Check the syslog for more info.

[root@dc-mds01 log]# tail /var/log/messages
Oct 3 16:00:07 dc-mds01 multipathd: dm-7: add map (uevent)
Oct 3 16:00:21 dc-mds01 crm_shadow: [11747]: info: Invoked: crm_shadow
Oct 3 16:00:21 dc-mds01 crm_resource: [11748]: info: Invoked: crm_resource --meta -r mgs -p target-role -v Started
Oct 3 16:00:22 dc-mds01 multipathd: dm-6: umount map (uevent)

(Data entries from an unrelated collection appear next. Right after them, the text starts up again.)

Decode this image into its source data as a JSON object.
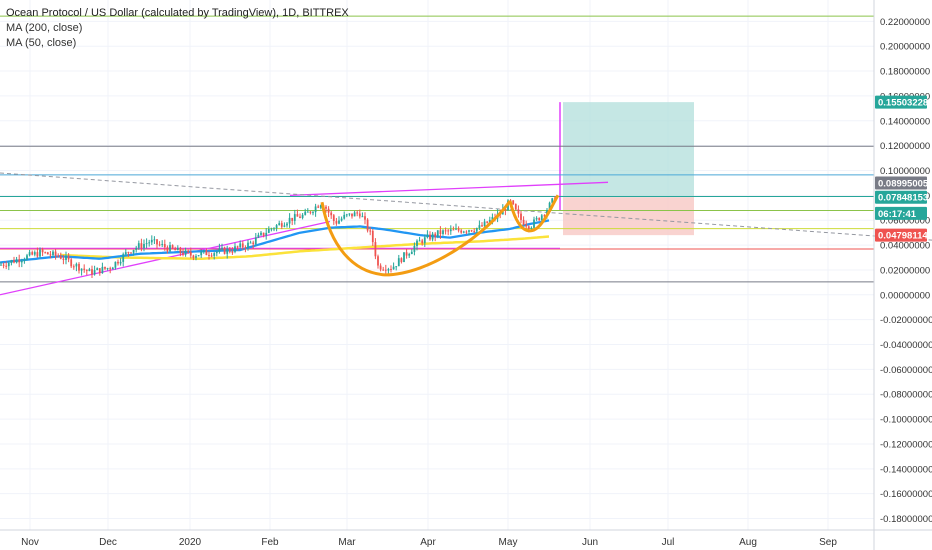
{
  "legend": {
    "title": "Ocean Protocol / US Dollar (calculated by TradingView), 1D, BITTREX",
    "ma200": "MA (200, close)",
    "ma50": "MA (50, close)"
  },
  "colors": {
    "up": "#26a69a",
    "down": "#ef5350",
    "ma50": "#2196f3",
    "ma200": "#fbe23a",
    "cup": "#f39c12",
    "trend": "#e040fb",
    "target_zone": "#b2dfdb",
    "stop_zone": "#f8c8c4"
  },
  "chart_data": {
    "type": "candlestick",
    "title": "Ocean Protocol / US Dollar (calculated by TradingView), 1D, BITTREX",
    "ylim": [
      -0.19,
      0.23
    ],
    "y_ticks": [
      0.22,
      0.2,
      0.18,
      0.16,
      0.14,
      0.12,
      0.1,
      0.08,
      0.06,
      0.04,
      0.02,
      0.0,
      -0.02,
      -0.04,
      -0.06,
      -0.08,
      -0.1,
      -0.12,
      -0.14,
      -0.16,
      -0.18
    ],
    "y_tick_labels": [
      "0.22000000",
      "0.20000000",
      "0.18000000",
      "0.16000000",
      "0.14000000",
      "0.12000000",
      "0.10000000",
      "0.08000000",
      "0.06000000",
      "0.04000000",
      "0.02000000",
      "0.00000000",
      "-0.02000000",
      "-0.04000000",
      "-0.06000000",
      "-0.08000000",
      "-0.10000000",
      "-0.12000000",
      "-0.14000000",
      "-0.16000000",
      "-0.18000000"
    ],
    "x_labels": [
      "Nov",
      "Dec",
      "2020",
      "Feb",
      "Mar",
      "Apr",
      "May",
      "Jun",
      "Jul",
      "Aug",
      "Sep"
    ],
    "price_tags": [
      {
        "label": "0.15503228",
        "value": 0.15503228,
        "color": "#26a69a"
      },
      {
        "label": "0.08995005",
        "value": 0.08995005,
        "color": "#787b86"
      },
      {
        "label": "0.07848153",
        "value": 0.07848153,
        "color": "#26a69a"
      },
      {
        "label": "06:17:41",
        "value": 0.0655,
        "color": "#26a69a"
      },
      {
        "label": "0.04798114",
        "value": 0.04798114,
        "color": "#ef5350"
      }
    ],
    "horizontal_levels": [
      {
        "value": 0.2242,
        "color": "#8bc34a"
      },
      {
        "value": 0.1195,
        "color": "#787b86"
      },
      {
        "value": 0.0965,
        "color": "#4aa8d8"
      },
      {
        "value": 0.0791,
        "color": "#26a69a"
      },
      {
        "value": 0.0678,
        "color": "#8bc34a"
      },
      {
        "value": 0.0532,
        "color": "#cddc39"
      },
      {
        "value": 0.0368,
        "color": "#ef5350"
      },
      {
        "value": 0.0104,
        "color": "#787b86"
      }
    ],
    "position": {
      "entry": 0.0785,
      "target": 0.155,
      "stop": 0.048
    },
    "series_keyframes": {
      "price": [
        [
          0,
          0.024
        ],
        [
          40,
          0.034
        ],
        [
          60,
          0.031
        ],
        [
          75,
          0.024
        ],
        [
          90,
          0.018
        ],
        [
          110,
          0.022
        ],
        [
          130,
          0.036
        ],
        [
          150,
          0.043
        ],
        [
          170,
          0.037
        ],
        [
          190,
          0.032
        ],
        [
          210,
          0.034
        ],
        [
          230,
          0.036
        ],
        [
          250,
          0.041
        ],
        [
          270,
          0.053
        ],
        [
          290,
          0.061
        ],
        [
          305,
          0.064
        ],
        [
          322,
          0.075
        ],
        [
          335,
          0.058
        ],
        [
          345,
          0.063
        ],
        [
          360,
          0.066
        ],
        [
          372,
          0.046
        ],
        [
          378,
          0.023
        ],
        [
          392,
          0.022
        ],
        [
          405,
          0.032
        ],
        [
          420,
          0.043
        ],
        [
          440,
          0.05
        ],
        [
          460,
          0.052
        ],
        [
          480,
          0.054
        ],
        [
          500,
          0.065
        ],
        [
          510,
          0.075
        ],
        [
          520,
          0.061
        ],
        [
          530,
          0.055
        ],
        [
          540,
          0.063
        ],
        [
          548,
          0.07
        ],
        [
          555,
          0.078
        ]
      ],
      "ma50": [
        [
          0,
          0.026
        ],
        [
          60,
          0.031
        ],
        [
          100,
          0.029
        ],
        [
          140,
          0.033
        ],
        [
          200,
          0.035
        ],
        [
          240,
          0.036
        ],
        [
          270,
          0.043
        ],
        [
          300,
          0.05
        ],
        [
          330,
          0.054
        ],
        [
          360,
          0.055
        ],
        [
          390,
          0.052
        ],
        [
          420,
          0.048
        ],
        [
          450,
          0.046
        ],
        [
          480,
          0.05
        ],
        [
          510,
          0.053
        ],
        [
          530,
          0.057
        ],
        [
          550,
          0.06
        ]
      ],
      "ma200": [
        [
          60,
          0.032
        ],
        [
          120,
          0.03
        ],
        [
          200,
          0.029
        ],
        [
          250,
          0.031
        ],
        [
          300,
          0.035
        ],
        [
          360,
          0.038
        ],
        [
          420,
          0.041
        ],
        [
          480,
          0.043
        ],
        [
          520,
          0.045
        ],
        [
          550,
          0.047
        ]
      ]
    }
  }
}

Oct 3 16:00:32 dc-mds01 crm_shadow: [11970]: info: Invoked: crm_shadow
Oct 3 16:00:32 dc-mds01 crm_resource: [11971]: info: Invoked: crm_resource --meta -r mdt_dc -p target-role -v Started
Oct 3 16:23:10 dc-mds01 crm_shadow: [12965]: info: Invoked: crm_shadow
Oct 3 16:23:10 dc-mds01 crm_resource: [12966]: info: Invoked: crm_resource --meta -r mdt_dc -p target-role -v Started
Oct 3 16:39:36 dc-mds01 multipathd: dm-7: umount map (uevent)
Oct 3 16:39:39 dc-mds01 multipathd: dm-7: umount map (uevent)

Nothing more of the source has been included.